Critics of the film from both Indigenous and African backgrounds found that in the mission to draw out a tale of multiculturalism, Our African Roots inadvertently played into a white-serving narrative.

“From the ‘uninhabited wilds of the North Shore’ to ‘the first multicultural families’, her loyalty to the doctrine of Terra Nullius is worryingly plain to see,” Jared Field wrote about Chingaipe in an op-ed for Indigenous X. “While it may sound obvious to some, it clearly needs to be stated to others: our lands and waters never were and never will be uninhabited wilds.”

“This documentary, if I’m generous, feels like it comes from a place of wanting to be seen,” said Field. “The view provided, however, has been no less than a diversification of the colonial project, with something close to pride attached to it.”
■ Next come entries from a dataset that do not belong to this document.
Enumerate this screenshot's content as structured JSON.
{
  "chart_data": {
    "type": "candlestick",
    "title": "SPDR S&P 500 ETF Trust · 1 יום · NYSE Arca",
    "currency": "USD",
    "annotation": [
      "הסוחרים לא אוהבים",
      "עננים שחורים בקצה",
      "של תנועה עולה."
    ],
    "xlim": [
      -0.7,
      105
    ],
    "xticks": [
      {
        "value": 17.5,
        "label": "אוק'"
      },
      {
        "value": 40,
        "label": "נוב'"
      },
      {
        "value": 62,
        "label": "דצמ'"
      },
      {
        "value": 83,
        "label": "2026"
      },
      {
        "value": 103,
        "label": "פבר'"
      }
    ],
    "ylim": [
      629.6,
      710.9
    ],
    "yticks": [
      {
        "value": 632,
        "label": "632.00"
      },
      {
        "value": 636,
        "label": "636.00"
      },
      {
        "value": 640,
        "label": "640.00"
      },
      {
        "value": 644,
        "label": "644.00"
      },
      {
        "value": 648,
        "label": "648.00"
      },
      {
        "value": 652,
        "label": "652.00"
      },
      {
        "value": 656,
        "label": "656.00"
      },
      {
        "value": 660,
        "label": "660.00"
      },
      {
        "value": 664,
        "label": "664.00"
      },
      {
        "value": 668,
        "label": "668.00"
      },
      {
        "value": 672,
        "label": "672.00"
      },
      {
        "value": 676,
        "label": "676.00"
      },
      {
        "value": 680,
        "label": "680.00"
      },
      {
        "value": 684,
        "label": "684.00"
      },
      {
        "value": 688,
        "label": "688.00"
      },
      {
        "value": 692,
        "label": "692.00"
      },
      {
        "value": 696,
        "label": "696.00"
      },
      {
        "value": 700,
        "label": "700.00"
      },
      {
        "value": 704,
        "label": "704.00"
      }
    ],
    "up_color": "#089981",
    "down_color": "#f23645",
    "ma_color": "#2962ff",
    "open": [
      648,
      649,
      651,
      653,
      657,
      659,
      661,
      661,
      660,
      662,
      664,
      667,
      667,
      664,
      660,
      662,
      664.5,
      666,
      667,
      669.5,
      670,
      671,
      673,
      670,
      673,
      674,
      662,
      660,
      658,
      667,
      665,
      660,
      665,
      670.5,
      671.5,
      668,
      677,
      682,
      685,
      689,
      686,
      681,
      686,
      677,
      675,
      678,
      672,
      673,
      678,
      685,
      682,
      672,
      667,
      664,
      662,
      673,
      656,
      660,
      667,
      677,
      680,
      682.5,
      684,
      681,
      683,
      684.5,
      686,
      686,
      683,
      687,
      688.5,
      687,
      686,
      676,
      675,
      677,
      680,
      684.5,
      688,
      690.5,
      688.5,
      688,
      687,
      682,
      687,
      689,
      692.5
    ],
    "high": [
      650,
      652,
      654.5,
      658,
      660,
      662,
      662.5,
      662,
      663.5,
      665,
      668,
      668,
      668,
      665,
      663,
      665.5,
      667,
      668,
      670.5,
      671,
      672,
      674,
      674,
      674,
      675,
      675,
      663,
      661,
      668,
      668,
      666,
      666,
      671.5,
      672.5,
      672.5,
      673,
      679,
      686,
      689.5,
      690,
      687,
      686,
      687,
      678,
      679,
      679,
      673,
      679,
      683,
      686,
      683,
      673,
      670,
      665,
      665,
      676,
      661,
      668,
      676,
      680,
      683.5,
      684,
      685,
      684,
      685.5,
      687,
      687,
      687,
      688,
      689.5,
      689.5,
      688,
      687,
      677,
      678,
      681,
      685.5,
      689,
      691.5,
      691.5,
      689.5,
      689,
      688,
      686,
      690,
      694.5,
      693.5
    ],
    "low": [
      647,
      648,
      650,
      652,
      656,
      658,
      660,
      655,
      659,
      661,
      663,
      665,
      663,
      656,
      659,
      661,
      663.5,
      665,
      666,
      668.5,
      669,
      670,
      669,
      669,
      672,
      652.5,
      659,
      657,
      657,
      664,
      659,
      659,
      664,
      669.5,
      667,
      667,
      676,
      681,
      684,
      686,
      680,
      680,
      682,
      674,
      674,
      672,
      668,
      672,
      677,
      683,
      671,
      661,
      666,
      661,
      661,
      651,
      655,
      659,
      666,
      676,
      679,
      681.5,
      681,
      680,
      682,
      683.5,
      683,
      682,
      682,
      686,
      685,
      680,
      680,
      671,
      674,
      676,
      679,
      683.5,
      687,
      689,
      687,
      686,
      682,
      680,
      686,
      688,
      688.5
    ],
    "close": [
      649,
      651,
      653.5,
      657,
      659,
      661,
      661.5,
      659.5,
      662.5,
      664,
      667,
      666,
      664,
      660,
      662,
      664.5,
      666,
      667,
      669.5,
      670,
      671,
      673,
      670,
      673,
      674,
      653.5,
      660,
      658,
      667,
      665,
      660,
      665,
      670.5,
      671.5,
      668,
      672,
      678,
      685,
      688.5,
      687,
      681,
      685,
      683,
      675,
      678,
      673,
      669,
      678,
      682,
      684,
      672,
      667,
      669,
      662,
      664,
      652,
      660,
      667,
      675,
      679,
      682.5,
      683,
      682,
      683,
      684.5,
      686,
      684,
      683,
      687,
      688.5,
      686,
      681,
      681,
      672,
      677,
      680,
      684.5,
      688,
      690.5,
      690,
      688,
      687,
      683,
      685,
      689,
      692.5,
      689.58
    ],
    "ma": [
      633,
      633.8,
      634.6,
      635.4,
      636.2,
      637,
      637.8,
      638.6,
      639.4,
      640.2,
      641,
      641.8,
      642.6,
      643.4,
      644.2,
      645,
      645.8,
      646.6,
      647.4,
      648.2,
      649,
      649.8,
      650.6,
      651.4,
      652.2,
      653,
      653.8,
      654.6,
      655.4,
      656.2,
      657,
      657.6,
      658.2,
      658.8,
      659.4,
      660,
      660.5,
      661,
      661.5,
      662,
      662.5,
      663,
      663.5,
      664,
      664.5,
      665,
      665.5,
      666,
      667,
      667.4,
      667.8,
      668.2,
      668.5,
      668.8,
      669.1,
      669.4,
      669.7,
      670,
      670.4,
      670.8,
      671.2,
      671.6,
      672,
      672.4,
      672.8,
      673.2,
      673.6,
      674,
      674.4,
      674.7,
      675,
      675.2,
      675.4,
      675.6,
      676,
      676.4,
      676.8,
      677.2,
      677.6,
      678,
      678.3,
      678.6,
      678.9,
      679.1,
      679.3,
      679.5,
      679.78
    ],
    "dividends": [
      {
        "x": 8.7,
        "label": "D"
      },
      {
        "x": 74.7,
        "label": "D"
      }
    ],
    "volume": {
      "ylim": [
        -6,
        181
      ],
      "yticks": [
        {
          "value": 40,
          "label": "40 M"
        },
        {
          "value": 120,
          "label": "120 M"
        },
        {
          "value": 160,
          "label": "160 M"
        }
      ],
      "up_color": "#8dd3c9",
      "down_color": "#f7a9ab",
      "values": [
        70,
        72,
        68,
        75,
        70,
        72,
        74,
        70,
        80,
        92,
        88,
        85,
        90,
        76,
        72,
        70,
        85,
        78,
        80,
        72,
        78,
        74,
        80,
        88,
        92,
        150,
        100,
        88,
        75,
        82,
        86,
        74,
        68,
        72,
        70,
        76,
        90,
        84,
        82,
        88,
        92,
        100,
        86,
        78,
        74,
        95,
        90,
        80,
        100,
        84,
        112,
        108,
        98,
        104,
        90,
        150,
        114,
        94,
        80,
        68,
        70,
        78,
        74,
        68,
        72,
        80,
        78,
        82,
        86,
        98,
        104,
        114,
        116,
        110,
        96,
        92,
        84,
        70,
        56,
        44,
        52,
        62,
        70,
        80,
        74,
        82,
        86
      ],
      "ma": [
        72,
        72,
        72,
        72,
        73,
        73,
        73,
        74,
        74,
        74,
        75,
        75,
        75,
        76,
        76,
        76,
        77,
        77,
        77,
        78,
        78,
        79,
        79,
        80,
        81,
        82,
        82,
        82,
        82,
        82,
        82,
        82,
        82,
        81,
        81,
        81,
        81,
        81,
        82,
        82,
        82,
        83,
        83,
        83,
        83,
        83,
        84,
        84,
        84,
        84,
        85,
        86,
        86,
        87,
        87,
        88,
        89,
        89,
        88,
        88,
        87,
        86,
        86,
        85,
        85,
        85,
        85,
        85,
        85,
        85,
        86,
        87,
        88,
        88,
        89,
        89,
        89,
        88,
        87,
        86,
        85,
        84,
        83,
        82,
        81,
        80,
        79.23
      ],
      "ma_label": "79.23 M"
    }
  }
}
SBS told Junkee that Our African Roots‘ main purpose was to “highlight the existence of people of African descent, and their contribution to Australian society”, and acknowledged the concern around controversial language choice in it.

“The documentary explores an important and largely unknown part of Australia’s modern multicultural history, and is designed to complement and contribute to a range of different perspectives which are shared across the SBS and NITV platforms,” said the broadcaster. “The documentary acknowledges that Indigenous Australians are the original and enduring custodians of the land, and the impact of colonisation.”

“The film used the word ‘uninhabited’ in one scene, in reference to the viewpoint of colonial settlers looking at land they had not yet taken,” the statement continued. “However, this was poorly framed and SBS recognises the use and framing of this word was incorrect and we unreservedly apologise. It has been amended for future screenings of the documentary.”